/SyngasMachineLearning

An evaluation of machine learning algorithms in predicting Clostridium syngas fermentation outcomes with limited experimental data

Primary LanguageJupyter NotebookBSD 3-Clause "New" or "Revised" LicenseBSD-3-Clause

An evaluation of ML algorithms for syngas fermentation

The purpose of this study is to determine the feasibility of using machine learning to model production rates from syngas fermentation. In this study, we transformed time course metabolite concentration data from ten syngas fermentation conditions to calculate production rates of four products: acetate, ethanol, butyrate, and butanol. The data was used to train and test six machine learning algorithms’ ability to predict the rate of production of the four products. We found support vector machine performed the best on unseen testing data when performance across all conditions were considered.

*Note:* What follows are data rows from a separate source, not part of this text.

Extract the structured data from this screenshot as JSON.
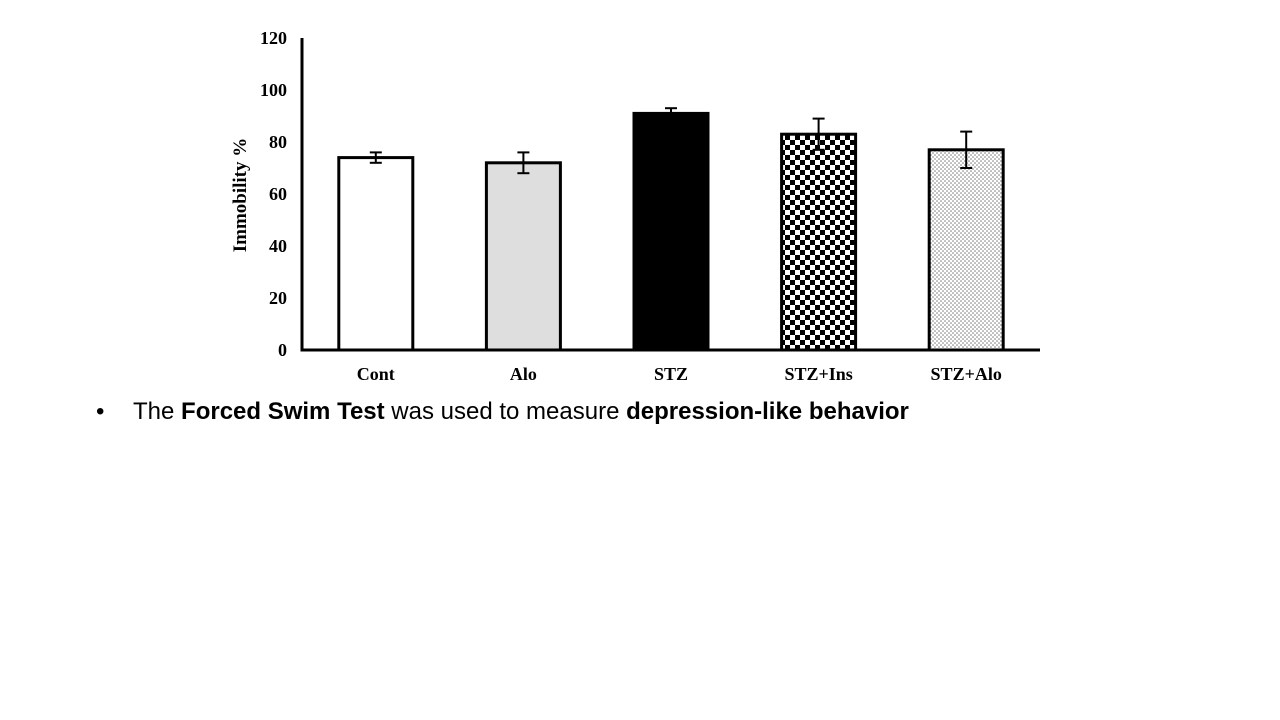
{
  "chart_data": {
    "type": "bar",
    "categories": [
      "Cont",
      "Alo",
      "STZ",
      "STZ+Ins",
      "STZ+Alo"
    ],
    "values": [
      74,
      72,
      91,
      83,
      77
    ],
    "errors": [
      2,
      4,
      2,
      6,
      7
    ],
    "ylabel": "Immobility %",
    "xlabel": "",
    "ylim": [
      0,
      120
    ],
    "yticks": [
      0,
      20,
      40,
      60,
      80,
      100,
      120
    ],
    "grid": false,
    "fills": [
      "white",
      "light-gray",
      "black",
      "checkerboard",
      "dotted"
    ],
    "colors": {
      "gray": "#dedede",
      "black": "#000000",
      "white": "#ffffff"
    }
  },
  "bullet": {
    "symbol": "•",
    "text_1": "The ",
    "bold_1": "Forced Swim Test",
    "text_2": " was used to measure ",
    "bold_2": "depression-like behavior"
  }
}
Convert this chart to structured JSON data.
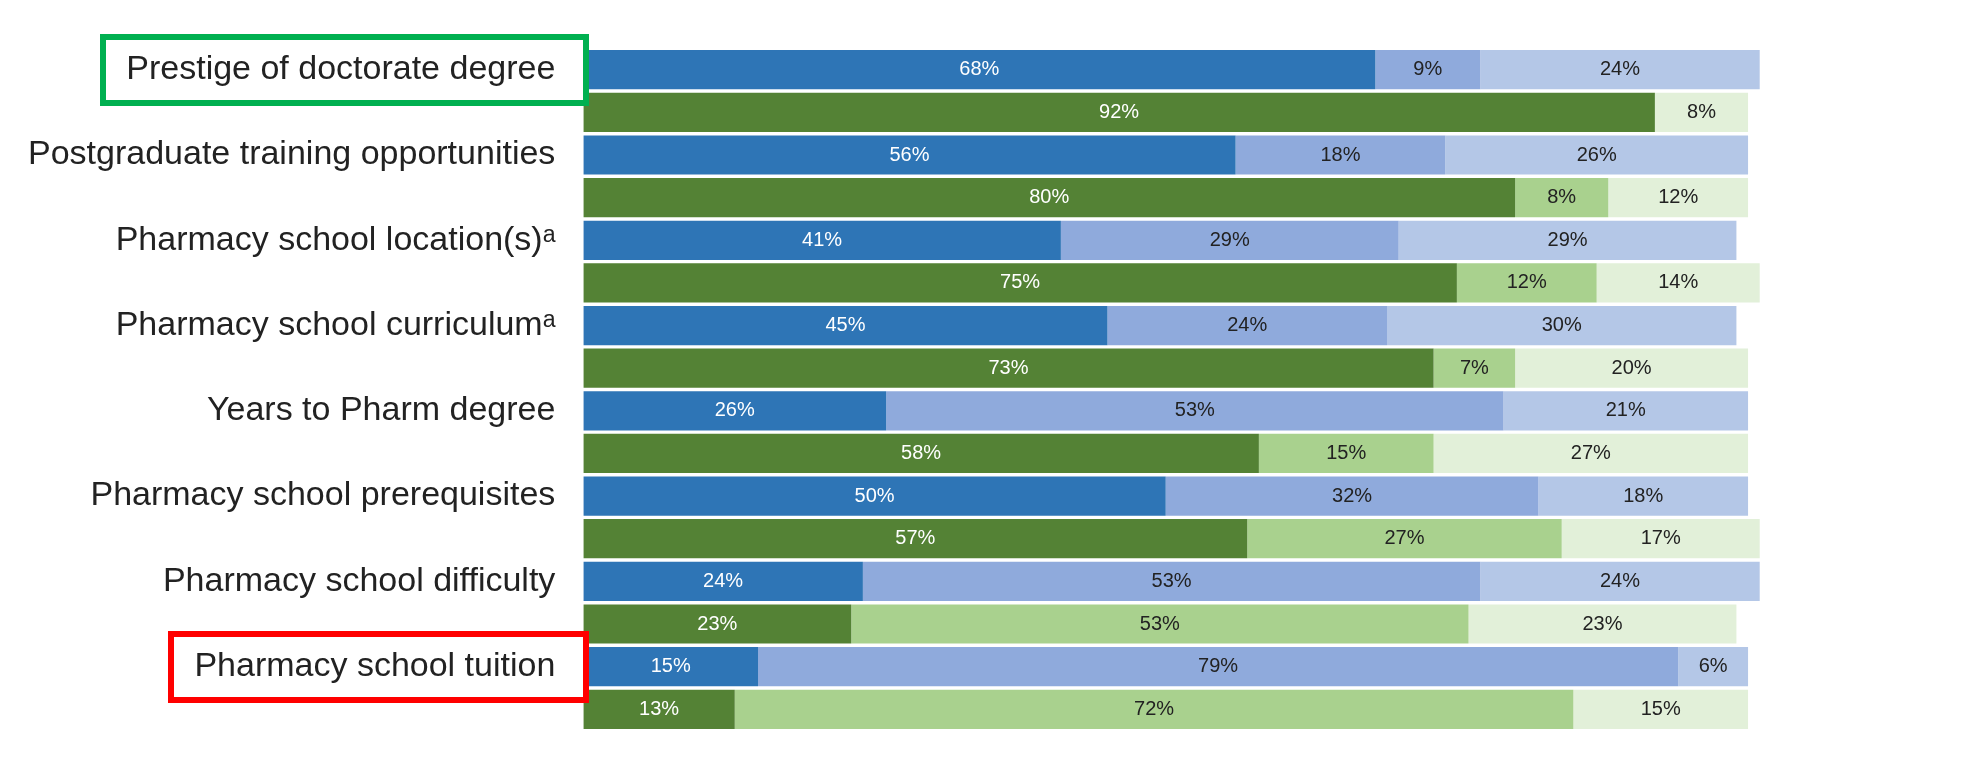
{
  "chart_data": {
    "type": "bar",
    "orientation": "horizontal",
    "stacked": true,
    "tick_labels": "y",
    "grid": false,
    "legend": false,
    "categories": [
      "Prestige of doctorate degree",
      null,
      "Postgraduate training opportunities",
      null,
      "Pharmacy school location(s)ᵃ",
      null,
      "Pharmacy school curriculumᵃ",
      null,
      "Years to Pharm degree",
      null,
      "Pharmacy school prerequisites",
      null,
      "Pharmacy school difficulty",
      null,
      "Pharmacy school tuition",
      null
    ],
    "series": [
      {
        "colors": [
          "#2e75b6",
          "#548235",
          "#2e75b6",
          "#548235",
          "#2e75b6",
          "#548235",
          "#2e75b6",
          "#548235",
          "#2e75b6",
          "#548235",
          "#2e75b6",
          "#548235",
          "#2e75b6",
          "#548235",
          "#2e75b6",
          "#548235"
        ],
        "values": [
          68,
          92,
          56,
          80,
          41,
          75,
          45,
          73,
          26,
          58,
          50,
          57,
          24,
          23,
          15,
          13
        ],
        "value_labels": [
          "68%",
          "92%",
          "56%",
          "80%",
          "41%",
          "75%",
          "45%",
          "73%",
          "26%",
          "58%",
          "50%",
          "57%",
          "24%",
          "23%",
          "15%",
          "13%"
        ]
      },
      {
        "colors": [
          "#8faadc",
          "#a9d18e",
          "#8faadc",
          "#a9d18e",
          "#8faadc",
          "#a9d18e",
          "#8faadc",
          "#a9d18e",
          "#8faadc",
          "#a9d18e",
          "#8faadc",
          "#a9d18e",
          "#8faadc",
          "#a9d18e",
          "#8faadc",
          "#a9d18e"
        ],
        "values": [
          9,
          null,
          18,
          8,
          29,
          12,
          24,
          7,
          53,
          15,
          32,
          27,
          53,
          53,
          79,
          72
        ],
        "value_labels": [
          "9%",
          null,
          "18%",
          "8%",
          "29%",
          "12%",
          "24%",
          "7%",
          "53%",
          "15%",
          "32%",
          "27%",
          "53%",
          "53%",
          "79%",
          "72%"
        ]
      },
      {
        "colors": [
          "#b4c7e7",
          "#e2f0d9",
          "#b4c7e7",
          "#e2f0d9",
          "#b4c7e7",
          "#e2f0d9",
          "#b4c7e7",
          "#e2f0d9",
          "#b4c7e7",
          "#e2f0d9",
          "#b4c7e7",
          "#e2f0d9",
          "#b4c7e7",
          "#e2f0d9",
          "#b4c7e7",
          "#e2f0d9"
        ],
        "values": [
          24,
          8,
          26,
          12,
          29,
          14,
          30,
          20,
          21,
          27,
          18,
          17,
          24,
          23,
          6,
          15
        ],
        "value_labels": [
          "24%",
          "8%",
          "26%",
          "12%",
          "29%",
          "14%",
          "30%",
          "20%",
          "21%",
          "27%",
          "18%",
          "17%",
          "24%",
          "23%",
          "6%",
          "15%"
        ]
      }
    ]
  }
}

We also found that models with relatively few fitted variables, including elastic net and lasso, had the most consistent performance while models with more fitted variables, including neural networks and random forests, had greater variability in their prediction accuracy. Additionally, feature importance analysis was able to reproduce domain knowledge that the most important gas components for producing butyrate and butanol are carbon monoxide and hydrogen gas respectively.

System Requirements

The code was written using python 3.7

Instructions for use

To run the code in this repository use the following commands:

  1. git clone https://github.com/garrettroell/SyngasMachineLearning.git
  2. python3 -m venv venv
  3. source venv/bin/activate
  4. pip install -r requirements.txt

Summary of notebooks

  • Notebook A: Converts experimental data into smoothed data with rows that contain pairs of reactor conditions and production rates
  • Notebook B: Finds the optimal hyperparameters for the algorithms using a grid search with shuffle/split cross validation
  • Notebook C: Trains the models with optimal hyperparameters from notebook B and evaluates their performance on training and test data

Reference

This project is currently under peer review

License

This code is distributed under the 3-Clause BSD license specified in the license file. It is open source and commercially usable.